We originally only stopped off in the the Slovenian capital city, Ljubljana, for some much needed vegan food and I didn’t have much expectation at all - I was in Slovenia for the nature, not the cities. Well, yet again my expectations were exceeded - what a charming, beautiful city. With a population of a little under 300,000 - it’s small but this makes it all the more enjoyable. We wandered around the mainly pedestrianised streets (more of this please!) and soaked up the cosmopolitan vibe. There are endless cafes, local food markets (where we stocked up on supplies) and historic buildings to check out. We ate at Barbarella Arkade Bistro which is in a lovely alfresco dining square and were not disappointed. When I go back, I will definitely do the free walking tour, as this is my favourite way to learn about and see a new city.
Kamniška Bistrica region
East of Triglav, the Alps continue into a smaller mountain range, including Storzic and Grintovec. We decided to check this area out as we always want to explore the less-trodden tourist path. Here we stayed in my absolute favourite campsite (read about it here) and did a morning hike along the Kamnik Bistrica river. There are plenty of car parks and the walking routes are well sign posted. Other things you can do in this region are more challenging walks or take the cable car to Velika Planina, a mountain plateau which we didn’t visit but heard good things about.

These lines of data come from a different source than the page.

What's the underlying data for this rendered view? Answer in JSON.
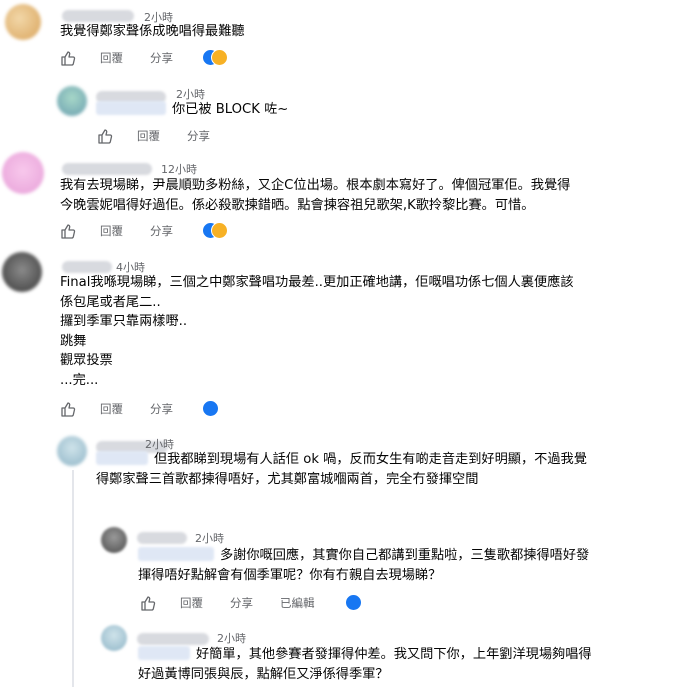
{
  "comments": [
    {
      "time": "2小時",
      "lines": [
        "我覺得鄭家聲係成晚唱得最難聽"
      ],
      "actions": {
        "like": "",
        "reply": "回覆",
        "share": "分享"
      },
      "reactions": [
        "like",
        "sad"
      ]
    },
    {
      "time": "2小時",
      "lines": [
        "你已被 BLOCK 咗~"
      ],
      "actions": {
        "like": "",
        "reply": "回覆",
        "share": "分享"
      },
      "reactions": []
    },
    {
      "time": "12小時",
      "lines": [
        "我有去現場睇，尹晨順勁多粉絲，又企C位出場。根本劇本寫好了。俾個冠軍佢。我覺得",
        "今晚雲妮唱得好過佢。係必殺歌揀錯晒。點會揀容祖兒歌架,K歌拎黎比賽。可惜。"
      ],
      "actions": {
        "like": "",
        "reply": "回覆",
        "share": "分享"
      },
      "reactions": [
        "like",
        "sad"
      ]
    },
    {
      "time": "4小時",
      "lines": [
        "Final我喺現場睇，三個之中鄭家聲唱功最差..更加正確地講，佢嘅唱功係七個人裏便應該",
        "係包尾或者尾二..",
        "攞到季軍只靠兩樣嘢..",
        "跳舞",
        "觀眾投票",
        "...完..."
      ],
      "actions": {
        "like": "",
        "reply": "回覆",
        "share": "分享"
      },
      "reactions": [
        "like"
      ]
    },
    {
      "time": "2小時",
      "lines": [
        "但我都睇到現場有人話佢 ok 喎，反而女生有啲走音走到好明顯，不過我覺",
        "得鄭家聲三首歌都揀得唔好，尤其鄭富城嗰兩首，完全冇發揮空間"
      ],
      "actions": {
        "like": "",
        "reply": "回覆",
        "share": "分享"
      },
      "reactions": []
    },
    {
      "time": "2小時",
      "lines": [
        "多謝你嘅回應，其實你自己都講到重點啦，三隻歌都揀得唔好發",
        "揮得唔好點解會有個季軍呢？你有冇親自去現場睇？"
      ],
      "actions": {
        "like": "",
        "reply": "回覆",
        "share": "分享",
        "edited": "已編輯"
      },
      "reactions": [
        "like"
      ]
    },
    {
      "time": "2小時",
      "lines": [
        "好簡單，其他參賽者發揮得仲差。我又問下你，上年劉洋現場夠唱得",
        "好過黃博同張與辰，點解佢又淨係得季軍？"
      ],
      "actions": {
        "like": "",
        "reply": "回覆",
        "share": "分享"
      },
      "reactions": []
    }
  ],
  "colors": {
    "accent": "#1877f2",
    "meta": "#65676b",
    "text": "#050505"
  }
}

The tiny stretch (46km) of Slovenian coast really punches above its weight. For me this part of Slovenia was very similar to northern Croatia, minus the crowds. The beaches have crystal clear water, the landscape is all olive groves and vineyards and the harbour towns are beautiful. The two campsites we stayed in in this region were highlights for us (you can find out more about them here) and were perfect spots for exploring the coast.
Rent a bike and cycle part of the D8 Cycle Route (well sign posted). We started out from our campsite and headed west from Portorož towards Izola. There is a really cool old train tunnel which has been restored and turned into a cycle and pedestrian tunnel only. Once you make it through there, you’ll be in beautiful countryside cycling through the vineyards. We made our way up to Moon Bay where you’ll find a stunning view of the bay with the alps in the background. From there we cycled along the coast, through Piran. Lock up your bike in Piran and explore for awhile, it’s a beautiful town with lots of place to eat and swim.
Beyond that, Izola is another charming town worth visiting if you are in the area. Perhaps not quite as magnificent as Prian but it is quieter with a lovely beach and park and lots of harbour front restaurants to choose from.